Ravens made us wait all day for this stinker against the Patriots?
By Darin McCann
We waited all Sunday long for a primetime game against the New England Patriots expecting a well-rounded win and the Baltimore Ravens fell completely flat.
Waiting for your team to play on Sunday Night Football is like watching a 3-year-old in the days leading up to Christmas. There is a lot of anticipatory excitement, periods of frustration and anger over the excruciating wait and, possibly, some nervous peeing.
However you deal with the wait, there is that impending sense that something marvelous is going to happen for your team, and you distractedly watch other teams in the League do battle all day. Maybe you mindlessly monitor your fantasy teams all day. Maybe you go for a walk to get away from it all. Maybe you wake up at 5 a.m. and put on your jersey in anticipation of a game that will kick off more than 15 hours into the future.
What you don’t expect is what the Baltimore Ravens provided against the previously-sad-sack New England Patriots under the lights on Sunday night. The vaunted defense was run over again and again. The offense once again struggled to mount its own efficient running game, receivers dropped passes and the star defending-MVP quarterback failed to make those game-changing plays that star quarterbacks are counted on to make.
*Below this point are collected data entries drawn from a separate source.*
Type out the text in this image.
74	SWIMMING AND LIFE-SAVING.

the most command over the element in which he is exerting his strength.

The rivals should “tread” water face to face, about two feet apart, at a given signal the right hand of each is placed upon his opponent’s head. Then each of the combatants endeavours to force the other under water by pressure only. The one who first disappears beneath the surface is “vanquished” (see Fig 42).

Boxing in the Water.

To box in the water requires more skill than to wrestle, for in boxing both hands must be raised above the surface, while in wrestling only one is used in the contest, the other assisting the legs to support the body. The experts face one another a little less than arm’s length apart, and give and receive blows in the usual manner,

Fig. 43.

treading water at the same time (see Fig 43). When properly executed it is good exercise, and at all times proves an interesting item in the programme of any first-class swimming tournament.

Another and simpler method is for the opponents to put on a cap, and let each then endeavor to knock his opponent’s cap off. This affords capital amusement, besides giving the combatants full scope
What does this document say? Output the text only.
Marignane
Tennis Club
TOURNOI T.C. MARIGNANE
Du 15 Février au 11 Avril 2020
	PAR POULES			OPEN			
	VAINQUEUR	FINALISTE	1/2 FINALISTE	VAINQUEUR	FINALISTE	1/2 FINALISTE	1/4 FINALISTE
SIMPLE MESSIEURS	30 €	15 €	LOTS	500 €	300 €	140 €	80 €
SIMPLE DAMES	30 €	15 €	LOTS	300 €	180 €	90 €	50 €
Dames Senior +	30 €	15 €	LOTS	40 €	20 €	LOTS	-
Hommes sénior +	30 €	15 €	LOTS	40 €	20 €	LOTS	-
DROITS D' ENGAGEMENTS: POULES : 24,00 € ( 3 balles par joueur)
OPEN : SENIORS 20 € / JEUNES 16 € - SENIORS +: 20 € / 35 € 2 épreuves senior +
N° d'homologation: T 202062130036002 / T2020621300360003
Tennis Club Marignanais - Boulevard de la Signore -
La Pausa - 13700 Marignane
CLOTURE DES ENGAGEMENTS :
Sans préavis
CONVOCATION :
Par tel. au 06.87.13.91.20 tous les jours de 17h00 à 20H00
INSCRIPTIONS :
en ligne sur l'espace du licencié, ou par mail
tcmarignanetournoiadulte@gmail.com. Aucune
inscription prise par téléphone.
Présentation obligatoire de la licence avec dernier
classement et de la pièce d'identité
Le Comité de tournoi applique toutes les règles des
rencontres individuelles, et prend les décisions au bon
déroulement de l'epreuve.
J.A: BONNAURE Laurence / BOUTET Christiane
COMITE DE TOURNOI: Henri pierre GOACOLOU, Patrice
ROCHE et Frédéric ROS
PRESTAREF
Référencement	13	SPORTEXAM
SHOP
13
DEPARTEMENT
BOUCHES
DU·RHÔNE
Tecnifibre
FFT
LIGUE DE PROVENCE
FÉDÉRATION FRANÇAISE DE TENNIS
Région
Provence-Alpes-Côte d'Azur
It was, to go back to our Christmas metaphor, a stocking full of coal. Covered in tarantulas. Set on fire and left on your doorstep.
It’s beyond time to be realistic about the 2020 Ravens. Two of the top three players on last year’s offense, Marshal Yanda and Ronnie Stanley, are gone. Matt Skura has yet to regain his form following a late-season injury in 2019 to his knee. That is three gaping holes on the offensive line — the only three gaping holes this line has seemingly been responsible for this season.
The team’s best receiver, if we’re being totally honest here, is Willie Snead. Nothing against Snead. He’s a good player who finds open spaces and runs aggressively upfield when the ball gets in his hands, but a team featuring Willie Snead as its most reliable receiver is not fielding a good receiving unit. Mark Andrews is a very good tight end, but he is finding tougher sledding this season without Hayden Hurst also drawing eyes, and now blocker-supreme (and solid receiver) Nick Boyle is gone for the year.
It’s not going to happen for this offense. Not this season. Not with this line and these targets. Their best hope is competency, some moments of brilliance from Lamar Jackson, and a defense that turns the ball over and limits opponents’ running games to get the ball back to the offense quickly.
Well, that’s a struggle right now, too, isn’t it? The run defense was supposed to get drastically better from those images of Derrick Henry blowing it up in last year’s playoffs. The Ravens added Calais Campbell, Derek Wolfe, and promising rookie Patrick Queen to help with that, specifically. But now Campbell has been out a few days, dependable run-plugger Brandon Williams got hurt early against the Patriots, and Queen’s head is often spinning on where to be at any given time, as most rookie linebackers’ heads are wont to do. Only Wolfe remains from that group right now, and he has seen bouts of health concerns, as well.
This team is good. They will still probably win 10 or 11 games and make the playoffs. The hope is that the defense gets back Campbell, Williams, and linebacker L.J. Fort sooner rather than later and the run defense can get on track. The offensive line is probably what it is this year, and without Boyle now, the team needs to probably spread things out more and focus on the running and receiving skills of rookie J.K. Dobbins. They need Jackson to drop back to pass, check his first two options, and get out of town quickly if they don’t open.
The season’s not over, by any means. The team is 6-3 and has a favorable schedule after these two tough games coming up against the Titans and Steelers. But they no longer appear to be a team realistically capable of competing for a championship this season, and that’s disheartening. Injuries, a lack of dependable weapons on offense, and a rash of penalties and awful snaps are conspiring to lower this team’s ceiling.
Seasons like this happen from time to time. The 2019 Ravens were the beneficiaries of abnormally good health, an imploding slate of teams in its division, and a spectacular performance from Jackson. Last night was, or should be, a wake-up call on what the 2020 Ravens appear to be right now.
And it was not worth staying up for.